Bob You've put it on better than what I did when I first tried. (Pause.) Take your knickers off.
Rita takes her things off.
Rita You haven't got much room to do it in have you?
Bob Well that's all me and Sue had, but we managed it.
Rita I'm not complaining, I'm just saying.
Sue Will you get your head off my leg Rita – I can't move for you.
Rita I'm sorry.
Bob Come on now Rita, if you don't want to do it, just say so.
Rita I do want to do it.
Bob Well let's get on with it then.
Sue I should move your legs over a bit or they'll hurt like mad. (Pause.) Go on, get stuck in there Bob. (Pause.) What's that on your neck Rita?
Rita It's what Bob's just done. A love bite.
(to Bob)
Why didn't you give me one of them?
Bob I'll give you one next time.
Rita Can we go home now?
Bob Just let me get dressed first. Do you want to take this Durex off Sue?
Sue Move up here a bit then.
Bob moves up and Sue takes it off but drops it on Rita's leg.
Rita You dirty swine, just look at that.
Sue and Bob laugh.
Sue I'm sorry, I didn't do it on purpose, it was an accident. Honest. (Still laughing.)
Rita I'm gonna do that to you next time.
Sue Hurry up and get dressed.
Bob and Rita get dressed.
Bob Bye, I right enjoyed that, we must do it again some time.
Rita We sure will.
Sue Yeah.
Bob I'm going to spend a penny. I'll be back in a minute.
He gets out of the car and goes behind a wall.
Sue Do you think he believes we were a virgin?
Rita I don't know. Did you like it?
Sue Of course I did. Why, didn't you?
Rita Oh yes. He hurt me a bit at the first. I really like him though.

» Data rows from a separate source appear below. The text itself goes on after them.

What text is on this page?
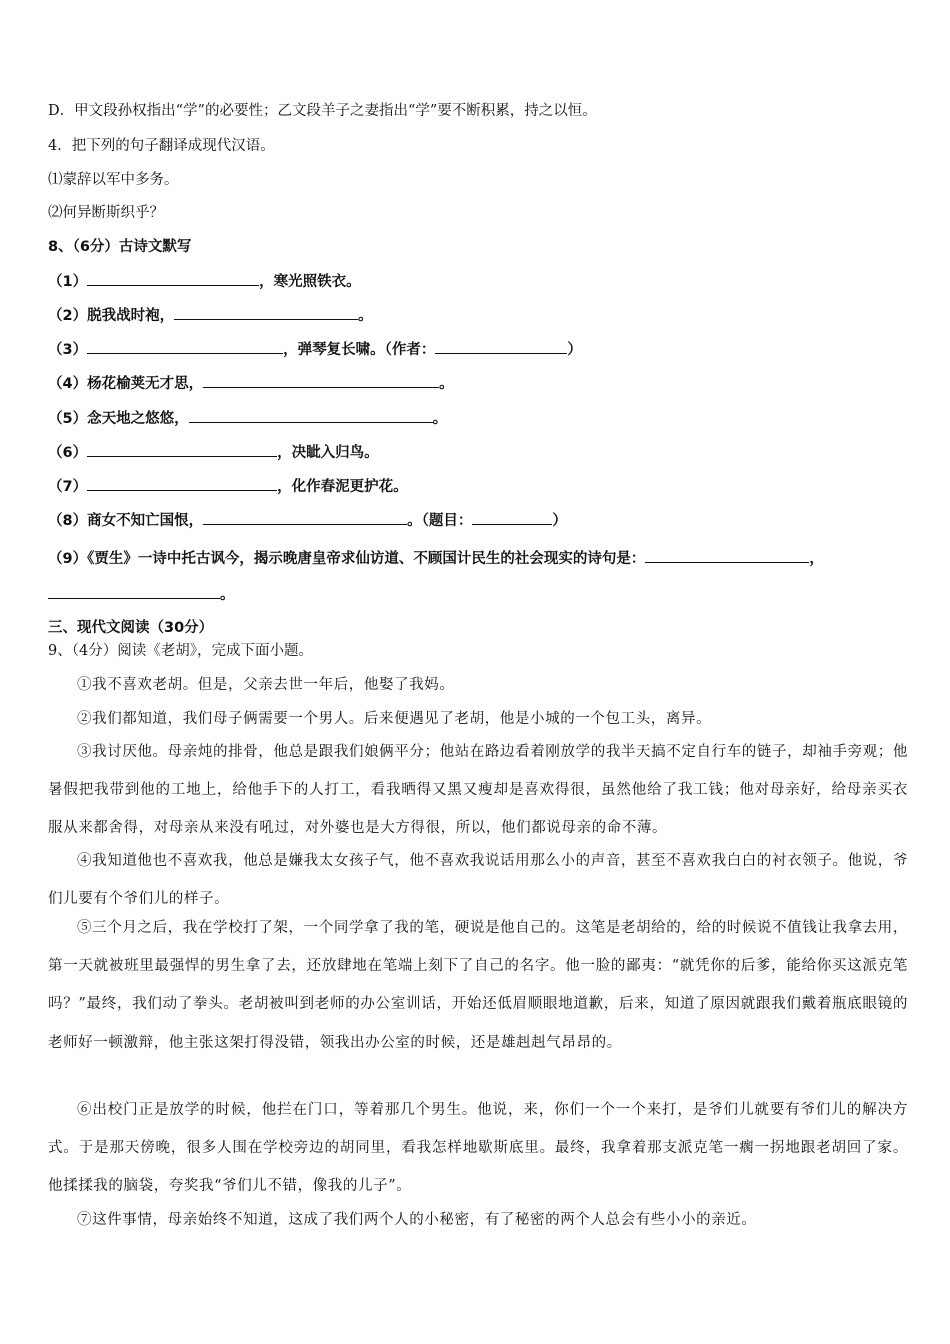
D．甲文段孙权指出“学”的必要性；乙文段羊子之妻指出“学”要不断积累，持之以恒。
4．把下列的句子翻译成现代汉语。
⑴蒙辞以军中多务。
⑵何异断斯织乎？
8、（6分）古诗文默写
（1）	，寒光照铁衣。
（2）脱我战时袍，	。
（3）	，弹琴复长啸。（作者：	）
（4）杨花榆荚无才思，	。
（5）念天地之悠悠，	。
（6）	，决眦入归鸟。
（7）	，化作春泥更护花。
（8）商女不知亡国恨，	。（题目：	）
（9）《贾生》一诗中托古讽今，揭示晚唐皇帝求仙访道、不顾国计民生的社会现实的诗句是：	，
。
三、现代文阅读（30分）
9、（4分）阅读《老胡》，完成下面小题。
①我不喜欢老胡。但是，父亲去世一年后，他娶了我妈。
②我们都知道，我们母子俩需要一个男人。后来便遇见了老胡，他是小城的一个包工头，离异。
③我讨厌他。母亲炖的排骨，他总是跟我们娘俩平分；他站在路边看着刚放学的我半天搞不定自行车的链子，却袖手旁观；他暑假把我带到他的工地上，给他手下的人打工，看我晒得又黑又瘦却是喜欢得很，虽然他给了我工钱；他对母亲好，给母亲买衣服从来都舍得，对母亲从来没有吼过，对外婆也是大方得很，所以，他们都说母亲的命不薄。
④我知道他也不喜欢我，他总是嫌我太女孩子气，他不喜欢我说话用那么小的声音，甚至不喜欢我白白的衬衣领子。他说，爷们儿要有个爷们儿的样子。
⑤三个月之后，我在学校打了架，一个同学拿了我的笔，硬说是他自己的。这笔是老胡给的，给的时候说不值钱让我拿去用，第一天就被班里最强悍的男生拿了去，还放肆地在笔端上刻下了自己的名字。他一脸的鄙夷：“就凭你的后爹，能给你买这派克笔吗？”最终，我们动了拳头。老胡被叫到老师的办公室训话，开始还低眉顺眼地道歉，后来，知道了原因就跟我们戴着瓶底眼镜的老师好一顿激辩，他主张这架打得没错，领我出办公室的时候，还是雄赳赳气昂昂的。
⑥出校门正是放学的时候，他拦在门口，等着那几个男生。他说，来，你们一个一个来打，是爷们儿就要有爷们儿的解决方式。于是那天傍晚，很多人围在学校旁边的胡同里，看我怎样地歇斯底里。最终，我拿着那支派克笔一瘸一拐地跟老胡回了家。他揉揉我的脑袋，夸奖我“爷们儿不错，像我的儿子”。
⑦这件事情，母亲始终不知道，这成了我们两个人的小秘密，有了秘密的两个人总会有些小小的亲近。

Sue If he hurt you, you should have told him to go steady.
Rita Well, apart from that everything went OK.
Sue I'll tell you what. My legs didn't half hurt after a few minutes of it. I keep having to move around.
Rita Do you think he'll bring us again?
Sue I don't see why not. He seemed to enjoy it a lot more than we did.
Rita His legs weren't half hairy.
Sue (looking out of window) Look at them johnnys on the floor.
Rita I wonder what Michelle would think. If she knew what was going on.
Sue Blow Michelle. Who cares about her?
Rita He's taking a long time. I wonder where he's gone.
Sue Shall we go and see?
Rita No, let's stay here.
Sue What do you think of him then Rita?
Rita I think he's great. He can't half go like the clappers.
Sue I know. (Pause.) He's certainly not straight on and off. One thing's for sure, he certainly gives a lass a good time.
Rita I hope he brings us here again.
Sue Oh he will. Make no mistake about it.